Выбрать главу

Зато когда пилот оказывается вдали от опасности, на земле, и вспоминает, что ему пришлось пережить в воздухе, он порой с ужасом думает, что через несколько часов это предстоит повторить сначала.

Так было с капитаном Добрушем. И все же, если бы он во всем этом не участвовал, он чувствовал бы себя самым несчастным человеком на земле. Он не находил себе места, когда его отстранили от полетов и решался вопрос о его летной пригодности. Когда его перевели в бомбардировочный полк, он был счастлив, потому что не мог оставаться в стороне в то время, как враг топтал его землю.

Он понимал всю опасность полета на Кенигсберг, но после того, как было решено, что этот вылет сделает именно он, он был бы «убит», если бы задание вдруг отменили. И не потому, что в случае успеха его ожидали почести, вовсе нет. Награды — а он был награжден двумя орденами — капитан Добруш принимал со сложным чувством радости и стыда. Радости за то, что в меру своих сил помог громить врага, и стыда, что это была как бы оплата того, за что платить никак не полагается. Это все равно что взять плату с человека, которого только что полумертвым вытащил из воды.

Полет на Кенигсберг нужен был Добрушу потому, что он знал, какую радость принесет измученному народу весть о том, что еще один советский самолет сбросил бомбы на вражеский город. Успешный полет на Кенигсберг — это уверенность в разгроме врага, это предвестник победы. Вот что означал этот полет для пилота.

Стремление во что бы то ни стало выполнить задание настолько овладело Добрушем, настолько подавило все остальные чувства, что и сейчас, слепой, полумертвый, он жил им, действовал по заложенной еще на земле программе. Память тела оказалась сильнее памяти мысли, и тело действовало так, как надо, даже тогда, когда мысль переставала служить пилоту.

«Я... нахожусь в кабине самолета... который... который идет с задания... — тяжело, медленно думает пилот. — Я управляю бомбардировщиком... Но почему я не чувствую своих рук? Что-то с ними произошло... Это очень странно... Ведь я хорошо знаю, что нельзя управлять самолетом, не чувствуя рук... Но я слышу, как работают моторы. Как же они работают, если у меня нет рук? Мне надо выяснить, что произошло с руками...»
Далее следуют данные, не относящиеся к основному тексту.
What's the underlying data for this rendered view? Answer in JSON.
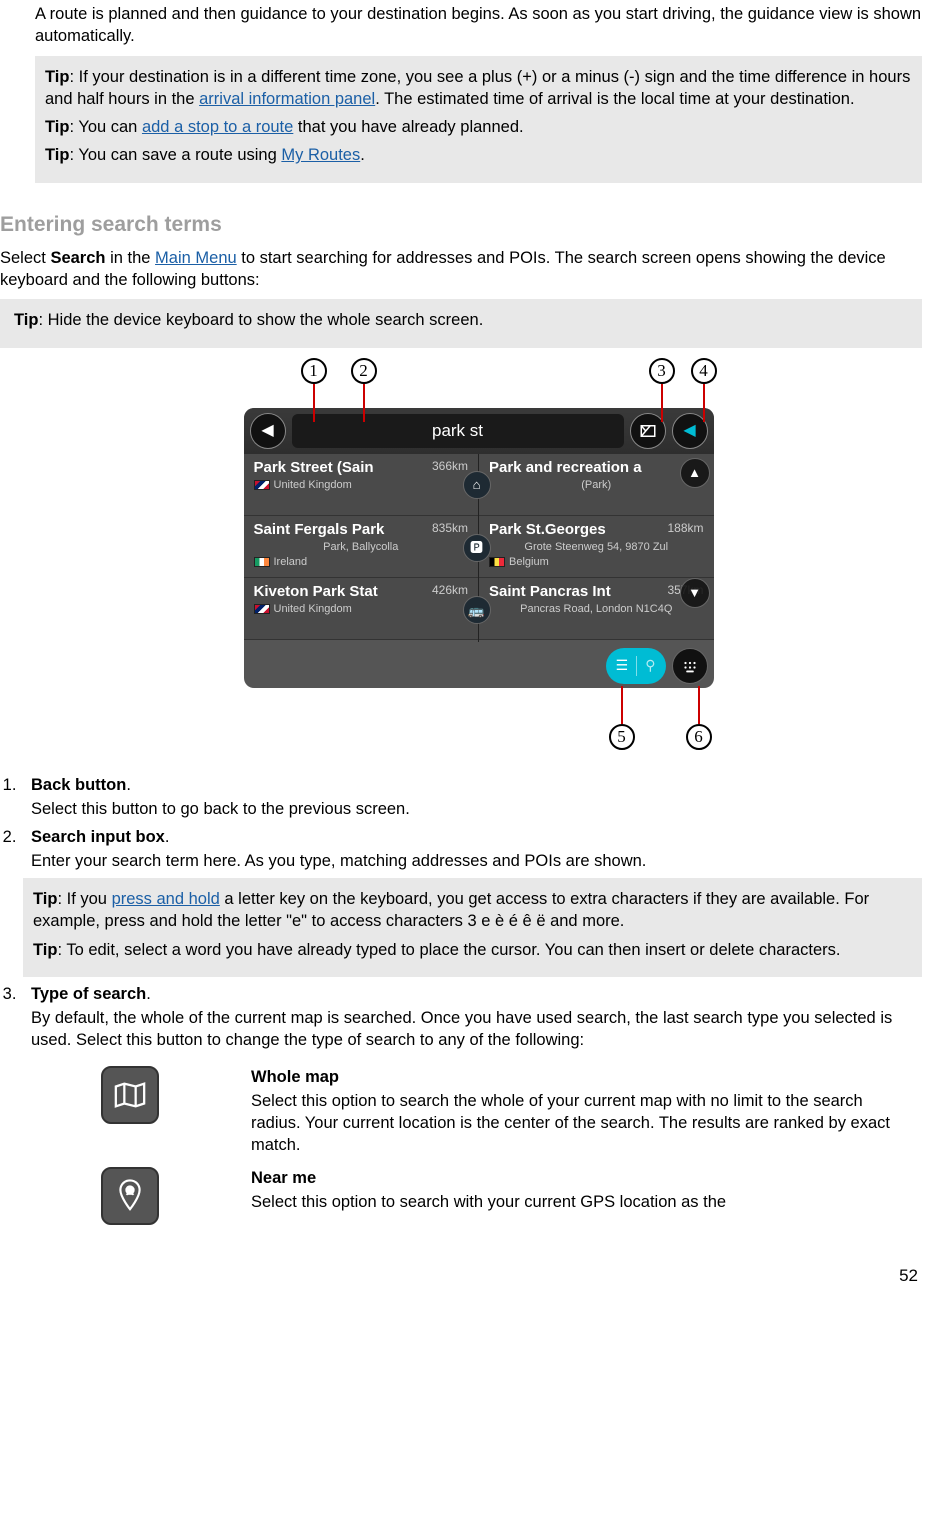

Мысли путаются, но пилот напрягает волю и продолжает думать:

«Что произошло с руками?.. Что это так воет? А, это воздух... Воет воздух, который... — мысль ускользает, но он снова нащупывает ее и, как вол, тяжело тащит дальше: — ...воет воздух, который врывается... врывается... снаружи. Очень холодно. Мне очень холодно. Откуда взялся воздух, ведь его не должно быть...»

Кажется, он вот-вот поймет что-то важное, очень важное, но оно не дается, колеблется, уходит. Пилот дрожит от холода и напряжения. Он снова взваливает на себя непосильный воз и тащит его по рытвинам путающегося сознания.

«Холодно... В кабине очень холодно. У меня все замерзло... замерзли руки... Да, руки. Чего-то у меня нет. Чего-то не хватает... не хватает на руках...»

«Перчатки!» — вспоминает он.

Он долго думает, что он должен сделать. Потом осторожно выпускает из левой руки штурвал, склоняется и начинает шарить по полу кабины. Ему неудобно, он боится неосторожно дернуть правой рукой штурвал и перевернуть машину, но упорно обыскивает пол. Наконец находит под собой перчатку. Прижимая ее к бедру, целую вечность пытается натянуть на одеревеневшие пальцы. После нескольких неудачных попыток он справляется с этой задачей и начинает все сначала — теперь уже с правой рукой. Найдя и вторую перчатку, он откидывается на спинку сиденья и отдыхает.

— Командир, как вы себя чувствуете? — доносится голос штурмана.

— Ничего, лучше... — говорит он. — Штурман, почему мне ничего не докладывает стрелок? Я давно не слышу его.

— С ним нет связи, командир...

— Так почему вы не свяжетесь?

— Я все время пытаюсь, командир...

— А... ладно. Штурман, кем стрелок был до войны? — спрашивает пилот.

— Что-о?!

В голосе штурмана звучит изумление.

— Я спрашиваю, кем стрелок был до войны. Вы что, не понимаете?

— Не знаю, — растерянно говорит штурман. — Кажется, музыкантом. Или собирался им стать.., А что?

— Ладно, — говорит пилот. — Ничего.

Он и сам не знает, почему это спросил. Может, потому, что это из того далекого, что называется жизнью...

 

Сергей Кузнецов никогда не собирался стать музыкантом. Но песни любил петь, может, поэтому штурман и решил, что он музыкант.